Le deuxième grand apport de Troeltsch tel qu’il est analysé par Froidevaux est d’insister sur un point contraire à ce qui est communément envisagé : pour le sociologue allemand, il est faux de considérer le calvinisme comme responsable, de près ou de loin, de l’avènement de la modernité. La discussion ne se situe pas sur un registre « causal » bien difficile à établir au regard des connaissances disponibles, mais sur celui des affinités entre doctrines concurrentes et comportements observés. L’analyse de Troeltsch est très précise. D’un côté, il va admettre que, dans les développements ultérieurs du calvinisme à travers le mouvement sectaire, il y a certaines attitudes qui, comme l’avait indiqué Weber, sont congruentes avec certains aspects du développement du capitalisme, en particulier la valorisation du travail comme ascèse intramondaine. Troeltsch reprend l’apport de Weber en soulignant lui-même cette convergence possible entre une réalisation religieuse à travers le travail et le rationalisme de la discipline économique. Toutefois, il s’agit là d’une rencontre accidentelle et limitée dans ses effets. Sur deux points fondamentaux, la tradition calviniste reste en retrait (ou en opposition) par rapport au droit naturel moderne. Premièrement, la perspective de Calvin ne correspond pas à une mise en avant du principe de liberté ; Troeltsch est formel à ce sujet dans son analyse des doctrines du réformateur français. Deuxièmement, l’individualisme chrétien d’un rapport personnel et égal à Dieu n’équivaut pas du tout à l’individualisme moderne égalitariste : il s’agit bien de l’inscription dans une perspective où subsiste l’inégalité fondamentale de la grâce.
Le principal apport à la modernité de la tradition chrétienne (dans l’ensemble fondamentalement conservatrice pour Troeltsch dans la mesure où son projet est avant tout d’essence supranaturelle) consistera dans le repli du religieux dans l’intériorité opéré par les sectes néocalvinistes qui abandonnent ainsi la sphère publique à sa rationalité propre.

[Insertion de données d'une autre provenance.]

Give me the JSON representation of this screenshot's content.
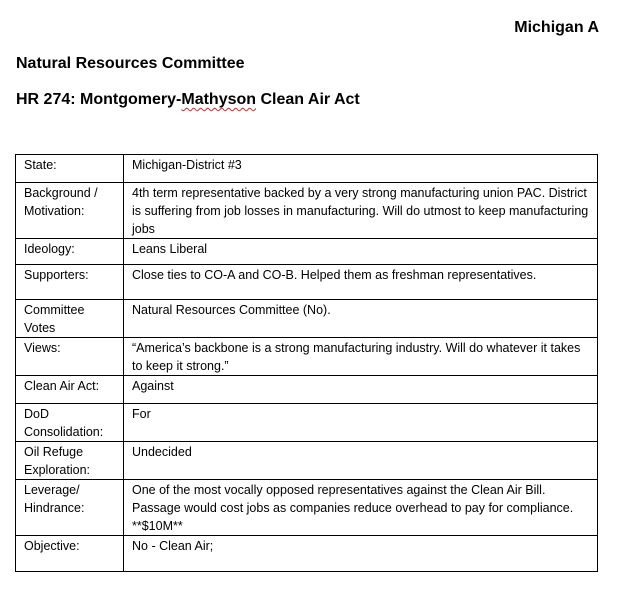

Cet ouvrage est utile ainsi pour nous introduire une œuvre plutôt méconnue en France ; elle la restitue avec fidélité, lui ajoutant une problématique méthodologique intéressante. Froidevaux nous indique que Troeltsch considérait qu’il y avait une autonomie du développement religieux par rapport à toute « infrastructure » déterminante. Froidevaux considère toutefois que Troeltsch est obligé, contre l’affirmation de tels principes, de tenir compte du contexte social pour l’explication de la formation des doctrines religieuses. Il y a là, pourtant, une ambiguïté sur le sens possible de la notion de « détermination ». Si celle-ci correspond au fait que les efforts de formalisation d’une doctrine sociale en accord avec des principes religieux lacunaires sur ce point se font inévitablement à partir d’une considération des types de société où elle intervient (et sans le recul permis par l’extranéité par rapport à ces sociétés), cela est inévitable. Si, au contraire, on considère que la détermination signifie que les doctrines « reflètent » ou « émanent » unilatéralement de ces contextes, ce serait alors faux. C’est précisément un des apports les plus précieux de l’analyse de Troeltsch que de montrer l’autonomie relative d’une recherche théorique religieuse à partir de certaines données, en sorte d’ailleurs qu’il montre au bout du compte leur hétérogénéité foncière par rapport à des principes de droit naturel tendant à être détachés de toute référence religieuse, tout en indiquant le caractère « typique » et relativement stable des solutions trouvées par les différents théoriciens et réformateurs du christianisme recherchant la formulation d’une éthique sociale sur la base des principes évangéliques.
Pierre Demeulenaere
 
JEREMY BENTHAM, Garanties contre l’abus de pouvoir et autres écrits sur la liberté politique, Paris, Éditions Rue d’Ulm, 2001, 283 p. Traduction, annotation et postface de Marie-Laure Leroy ET GUILLAUME TUSSEAU, Jeremy Bentham et le droit constitutionnel. Une approche de l’utilitarisme juridique, Paris, L’Harmattan, « Logiques juridiques », 2001, 320 p.
 
 
La publication récente de deux ouvrages consacrés à Jeremy Bentham illustre la nécessité de retourner à une lecture rigoureuse de ses œuvres, pour dépasser l’image de l’utilitarisme autoritaire et tautologique léguée par le XIXe siècle.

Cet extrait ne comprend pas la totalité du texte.